NOVA INVENÇÃO DA RODA(*)

 

 

Affonso Romano de Sant'Anna

 

         Antes de ir ao Forum Social Mundial, em Porto Alegre (que terminou nesta semana), já estava pensando em escrever algo sobre  a perplexidade que se abateu sobre a indústria do livro. Começaria dizendo mais ou menos o óbvio: que há uma crise que está deixando desnorteados os editores, os livreiros, os distribuidores, os cadernos culturais e, claro, os escritores.

Voltando de debates no FSM algumas coisas tornaram-se mais  claras para mim. A primeira é que estamos assistindo a um fenômeno novo que eu chamo de "a invenção do leitor". Segundo levantamentos feitos pela Cátedra da Leitura da PUC/RJ  (a pedido  governo), há cerca de oito mil programas de promoção da leitura no país. Nas comunidades até então chamadas de marginais  incluindo favelas, quilombolas e tribos de índio, estão surgindo "leitores" e até "autores". Mas não se trata apenas de uma inclusão. Esse novos leitores estão, junto com a revolução tecnológica e com os velhos leitores, aprendendo a ler de uma outra maneira. Essa presente "invenção do leitor", sugiro, bem pode ser tema de uma tese de mestrado ou doutorado.

Observe-se, por outro lado, que as bienais e feiras centravam-se na palavra "livro""( Bienal do Livro, Feira do Livro).  A palavra "leitor" não aparecia. Por ser subentendida, era também ocultada. Achava-se que o leitor era uma consequência do livro. Isto norteou até hoje a prática da Câmara Brasileira do Livro e do Sindicado Nacional dos Editores de Livros interessados  obviamente no negócio do livro.
         Pois estamos assistindo historicamente a um fenômeno- o da "invenção do leitor", em vários níveis. E colocar a ênfase no indivíduo e não no objeto tem consequências sociais e até metafísicas.

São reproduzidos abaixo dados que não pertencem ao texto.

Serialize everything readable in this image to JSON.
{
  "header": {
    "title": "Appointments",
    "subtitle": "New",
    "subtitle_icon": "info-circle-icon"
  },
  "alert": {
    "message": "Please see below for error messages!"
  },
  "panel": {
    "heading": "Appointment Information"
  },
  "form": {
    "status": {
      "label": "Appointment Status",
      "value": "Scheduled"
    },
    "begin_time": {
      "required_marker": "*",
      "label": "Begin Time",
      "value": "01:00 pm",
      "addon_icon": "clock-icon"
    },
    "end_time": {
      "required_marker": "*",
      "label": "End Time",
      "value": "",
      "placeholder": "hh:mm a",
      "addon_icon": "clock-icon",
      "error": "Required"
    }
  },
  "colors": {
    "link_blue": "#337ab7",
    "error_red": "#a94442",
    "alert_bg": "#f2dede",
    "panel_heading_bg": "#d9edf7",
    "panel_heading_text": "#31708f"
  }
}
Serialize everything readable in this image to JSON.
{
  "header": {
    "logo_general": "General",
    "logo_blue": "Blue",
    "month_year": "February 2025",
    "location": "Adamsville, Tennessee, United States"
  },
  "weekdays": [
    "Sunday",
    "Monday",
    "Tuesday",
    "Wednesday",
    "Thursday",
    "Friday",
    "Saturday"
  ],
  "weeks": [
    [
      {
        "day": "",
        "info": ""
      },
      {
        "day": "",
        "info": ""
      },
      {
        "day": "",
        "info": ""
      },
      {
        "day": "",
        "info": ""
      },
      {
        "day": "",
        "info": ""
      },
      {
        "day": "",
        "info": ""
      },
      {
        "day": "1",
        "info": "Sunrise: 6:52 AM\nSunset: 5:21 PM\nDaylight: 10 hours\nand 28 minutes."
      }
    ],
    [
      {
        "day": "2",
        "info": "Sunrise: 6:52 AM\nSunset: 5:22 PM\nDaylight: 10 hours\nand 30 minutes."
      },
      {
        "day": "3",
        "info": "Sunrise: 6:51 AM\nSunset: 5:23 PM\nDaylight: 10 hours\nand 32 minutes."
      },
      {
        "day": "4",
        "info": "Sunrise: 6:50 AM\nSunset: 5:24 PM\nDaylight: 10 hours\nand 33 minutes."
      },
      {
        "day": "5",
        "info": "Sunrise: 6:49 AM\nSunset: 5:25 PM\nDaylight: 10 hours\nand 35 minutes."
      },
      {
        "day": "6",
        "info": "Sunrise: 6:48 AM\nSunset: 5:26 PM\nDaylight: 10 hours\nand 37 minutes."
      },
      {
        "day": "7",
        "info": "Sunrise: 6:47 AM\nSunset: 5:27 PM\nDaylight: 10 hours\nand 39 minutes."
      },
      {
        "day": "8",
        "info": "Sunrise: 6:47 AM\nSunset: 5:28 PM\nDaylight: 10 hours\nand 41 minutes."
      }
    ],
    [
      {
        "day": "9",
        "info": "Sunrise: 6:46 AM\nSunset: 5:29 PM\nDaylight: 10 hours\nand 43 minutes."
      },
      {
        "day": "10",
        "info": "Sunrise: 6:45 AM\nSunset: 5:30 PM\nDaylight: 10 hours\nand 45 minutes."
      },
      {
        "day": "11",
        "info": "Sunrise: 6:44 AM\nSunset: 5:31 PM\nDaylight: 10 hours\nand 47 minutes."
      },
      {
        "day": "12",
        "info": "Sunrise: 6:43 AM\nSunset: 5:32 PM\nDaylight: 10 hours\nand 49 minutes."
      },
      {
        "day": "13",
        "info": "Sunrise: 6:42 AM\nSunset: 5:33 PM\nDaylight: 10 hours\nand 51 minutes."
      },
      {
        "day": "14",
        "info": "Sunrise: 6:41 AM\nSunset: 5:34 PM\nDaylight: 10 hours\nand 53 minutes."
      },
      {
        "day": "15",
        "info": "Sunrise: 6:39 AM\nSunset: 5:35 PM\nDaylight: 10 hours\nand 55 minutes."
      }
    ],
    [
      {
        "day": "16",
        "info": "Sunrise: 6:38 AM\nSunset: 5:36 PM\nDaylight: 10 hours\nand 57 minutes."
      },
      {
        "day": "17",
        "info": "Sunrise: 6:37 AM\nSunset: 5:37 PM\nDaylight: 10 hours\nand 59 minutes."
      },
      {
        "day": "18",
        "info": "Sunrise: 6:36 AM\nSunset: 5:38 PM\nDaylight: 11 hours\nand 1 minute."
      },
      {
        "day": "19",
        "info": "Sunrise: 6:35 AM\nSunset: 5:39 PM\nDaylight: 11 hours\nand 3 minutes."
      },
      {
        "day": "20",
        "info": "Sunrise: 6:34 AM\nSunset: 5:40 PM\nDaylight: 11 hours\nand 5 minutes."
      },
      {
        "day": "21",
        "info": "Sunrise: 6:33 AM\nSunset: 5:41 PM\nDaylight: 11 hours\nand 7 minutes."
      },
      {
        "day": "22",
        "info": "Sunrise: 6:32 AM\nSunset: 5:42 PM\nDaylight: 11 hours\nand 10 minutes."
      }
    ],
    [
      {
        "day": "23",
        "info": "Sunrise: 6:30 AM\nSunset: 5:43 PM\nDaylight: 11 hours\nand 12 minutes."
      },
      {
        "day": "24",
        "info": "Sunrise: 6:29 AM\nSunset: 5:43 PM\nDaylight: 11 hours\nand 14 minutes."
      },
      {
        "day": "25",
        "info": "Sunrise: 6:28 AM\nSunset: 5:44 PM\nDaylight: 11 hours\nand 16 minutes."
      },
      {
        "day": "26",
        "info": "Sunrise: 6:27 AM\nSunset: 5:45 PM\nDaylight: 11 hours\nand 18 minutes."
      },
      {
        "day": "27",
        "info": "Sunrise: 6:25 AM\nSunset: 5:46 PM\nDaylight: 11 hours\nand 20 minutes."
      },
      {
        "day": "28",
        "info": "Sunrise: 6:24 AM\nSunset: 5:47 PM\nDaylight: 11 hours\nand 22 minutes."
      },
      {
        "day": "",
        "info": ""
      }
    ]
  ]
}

Mas, além disto, ocorre algo mais amplo, perturbador, e, sem dúvida, renovador. E é a isto que estou chamando de a "nova invenção da roda". Será que a roda, tão perfeita, precisa ser reinventada? Precisa. Com a metamorfose do sistema, a roda antiga foi ficando quadrada.Temos que reinventá-la. E é aí que se confirma aquela tese de que vivemos uma nova Renascença. Não só o leitor tem que ser criado e recriado, mas também o livro, os editores, os tradutores, os autores,  as livrarias, os distribuidores, enfim, toda a cadeia que envolve a produção e consumo do livro. No universo digital e  da convergência das mídias todos os atores do velho sistema editorial estão acuados e passando por metamorfoses abruptas. Esta semana um importante editor me confessava que não  pode esperar pelos jornais e resenhas para divulgar seus livros. Está inventando outro processo através da internet. Os jornais e revistas não dão conta, como no passado, de processar criticamente o material produzido.  Uma revolução está no ar. Mas no ar, mesmo. Extrapola a mesa do editor e do autor, ultrapassa os meios antigos de distribuição e divulgação. O livro digital é como se fosse a passagem do pergaminho egípcio para o pocket book.

Neste momento de transformacões, além do "experts"  aparecem também muitos espertos. Vai levar vantagem quer for inventivo e corajoso. Como num circo é a  hora de dar um salto mortal triplo no ar, mas sem rede lá embaixo. Para um escritor  de  20 anos talvez seja mais fácil e natural que para um escritor de 70 ou 80 anos.

Enfim, meus amigos, como dizia Mc Luhan há cinco décadas, não adianta  ficar como aquela lagarta que olhando a bela borboleta dizia: nunca me transformarei num monstro daqueles.